All told, we started the process when Peter had just turned 3.5 years old, he was evaluated at 4.75, he started therapy and meds right around his 5th birthday and he saw "his" psychiatrist for the first time at 5.25.

 

Honestly, the only real good that has come from the evaluation and diagnoses are getting him on the meds.  It takes a HUGE dose (CVS always has to call the psychiatrist to ensure that she real meant to prescribe that much), but we are seeing great improvements in his anxiety.  Other than that, the diagnoses haven't "bought" us anything.  

 

Our insurance covers some of the therapy costs, but no more or less than if we had just walked in off the street and made the appointments without a diagnosis.  There are no social skills classes or autism clinics or specialized therapies available (and we have searched high and low and asked all the professionals), just a weekly generic therapy session that doesn't really seem to be doing any good.  We have paid out of pocket for speech therapy from the time Peter was 18 months until the center "graduated" him at 5.75 simply because his "social communication" issues were beyond the scope of their services.  I would be happy to continue to pay for speech therapy if there was anyone available who had any idea how to help him.

 

That seems to be the story of our life: we have given up on the pipe dream of insurance actually offsetting many of the costs associated with Peter's mental illnesses, but even fully accepting that we will have to pay thousands a month out of pocket we still can't find resources to adequately help him or us.

 

Wendy

[luuknam]

she's right - a medical diagnosis will require the school districts to give services.

 

That's (sadly) not true, fwiw.

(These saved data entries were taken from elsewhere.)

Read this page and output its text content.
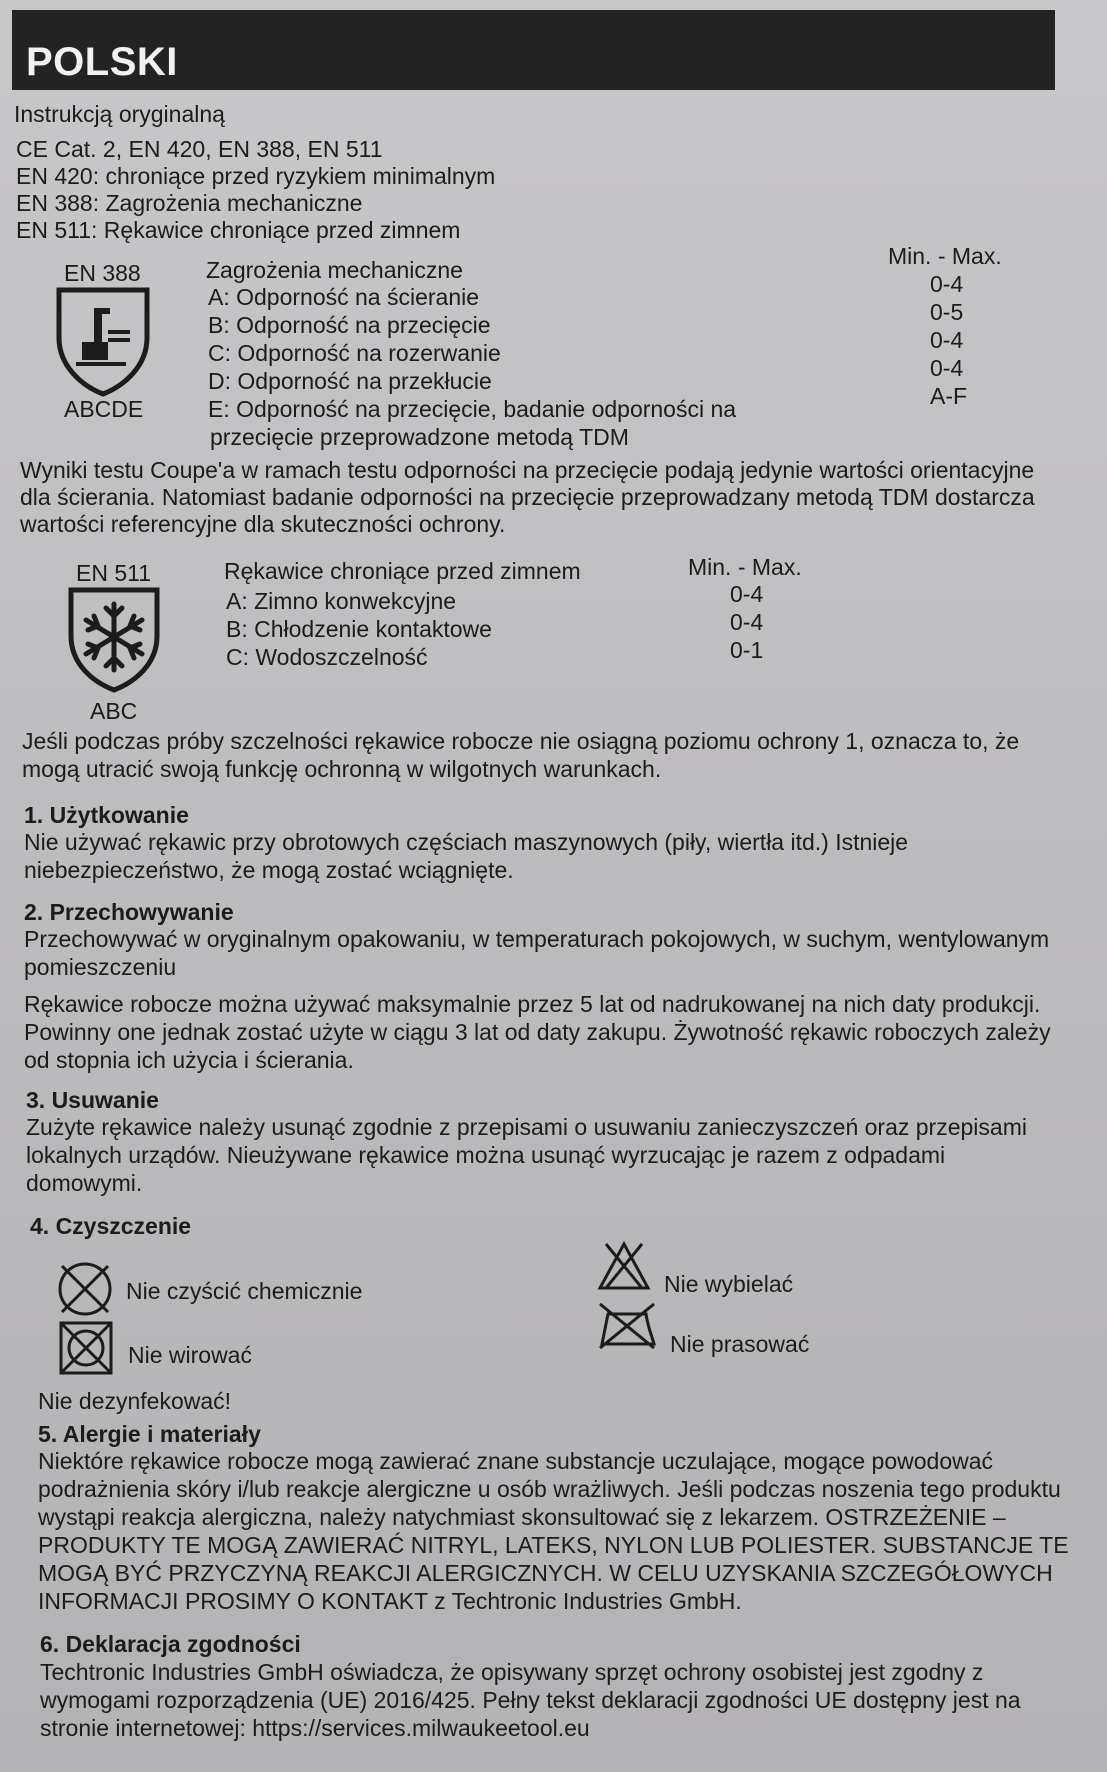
POLSKI
Instrukcją oryginalną
CE Cat. 2, EN 420, EN 388, EN 511
EN 420: chroniące przed ryzykiem minimalnym
EN 388: Zagrożenia mechaniczne
EN 511: Rękawice chroniące przed zimnem
EN 388
ABCDE
Zagrożenia mechaniczne
Min. - Max.
A: Odporność na ścieranie	0-4
B: Odporność na przecięcie	0-5
C: Odporność na rozerwanie	0-4
D: Odporność na przekłucie	0-4
E: Odporność na przecięcie, badanie odporności na	A-F
przecięcie przeprowadzone metodą TDM
Wyniki testu Coupe'a w ramach testu odporności na przecięcie podają jedynie wartości orientacyjne
dla ścierania. Natomiast badanie odporności na przecięcie przeprowadzany metodą TDM dostarcza
wartości referencyjne dla skuteczności ochrony.
EN 511
ABC
Rękawice chroniące przed zimnem	Min. - Max.
A: Zimno konwekcyjne	0-4
B: Chłodzenie kontaktowe	0-4
C: Wodoszczelność	0-1
Jeśli podczas próby szczelności rękawice robocze nie osiągną poziomu ochrony 1, oznacza to, że
mogą utracić swoją funkcję ochronną w wilgotnych warunkach.
1. Użytkowanie
Nie używać rękawic przy obrotowych częściach maszynowych (piły, wiertła itd.) Istnieje
niebezpieczeństwo, że mogą zostać wciągnięte.
2. Przechowywanie
Przechowywać w oryginalnym opakowaniu, w temperaturach pokojowych, w suchym, wentylowanym
pomieszczeniu
Rękawice robocze można używać maksymalnie przez 5 lat od nadrukowanej na nich daty produkcji.
Powinny one jednak zostać użyte w ciągu 3 lat od daty zakupu. Żywotność rękawic roboczych zależy
od stopnia ich użycia i ścierania.
3. Usuwanie
Zużyte rękawice należy usunąć zgodnie z przepisami o usuwaniu zanieczyszczeń oraz przepisami
lokalnych urządów. Nieużywane rękawice można usunąć wyrzucając je razem z odpadami
domowymi.
4. Czyszczenie
Nie czyścić chemicznie
Nie wirować
Nie wybielać
Nie prasować
Nie dezynfekować!
5. Alergie i materiały
Niektóre rękawice robocze mogą zawierać znane substancje uczulające, mogące powodować
podrażnienia skóry i/lub reakcje alergiczne u osób wrażliwych. Jeśli podczas noszenia tego produktu
wystąpi reakcja alergiczna, należy natychmiast skonsultować się z lekarzem. OSTRZEŻENIE –
PRODUKTY TE MOGĄ ZAWIERAĆ NITRYL, LATEKS, NYLON LUB POLIESTER. SUBSTANCJE TE
MOGĄ BYĆ PRZYCZYNĄ REAKCJI ALERGICZNYCH. W CELU UZYSKANIA SZCZEGÓŁOWYCH
INFORMACJI PROSIMY O KONTAKT z Techtronic Industries GmbH.
6. Deklaracja zgodności
Techtronic Industries GmbH oświadcza, że opisywany sprzęt ochrony osobistej jest zgodny z
wymogami rozporządzenia (UE) 2016/425. Pełny tekst deklaracji zgodności UE dostępny jest na
stronie internetowej: https://services.milwaukeetool.eu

That said, not many schools have the guts to refuse services to a kid with a medical autism diagnosis, but they do exist (in which case you'd have to jump through the hoops to get an educational autism diagnosis).

 

Anyway, as far as the original question is concerned, we got the educational autism diagnosis through the school district when C was 4. These days, his pediatrician will happily write an autism diagnosis on any paperwork that requires it. We've never been to a medical autism specialist though. I didn't see the point. Early intervention and then the school district provided services, so why bother with anything else?* C has a family history of ASDs, so it's not like we didn't know what was going on with him.

 

*Yes, I know that it's possible to get money from social security disability stuff, BUT, I am too disorganized to be able to deal with all the paperwork that would require.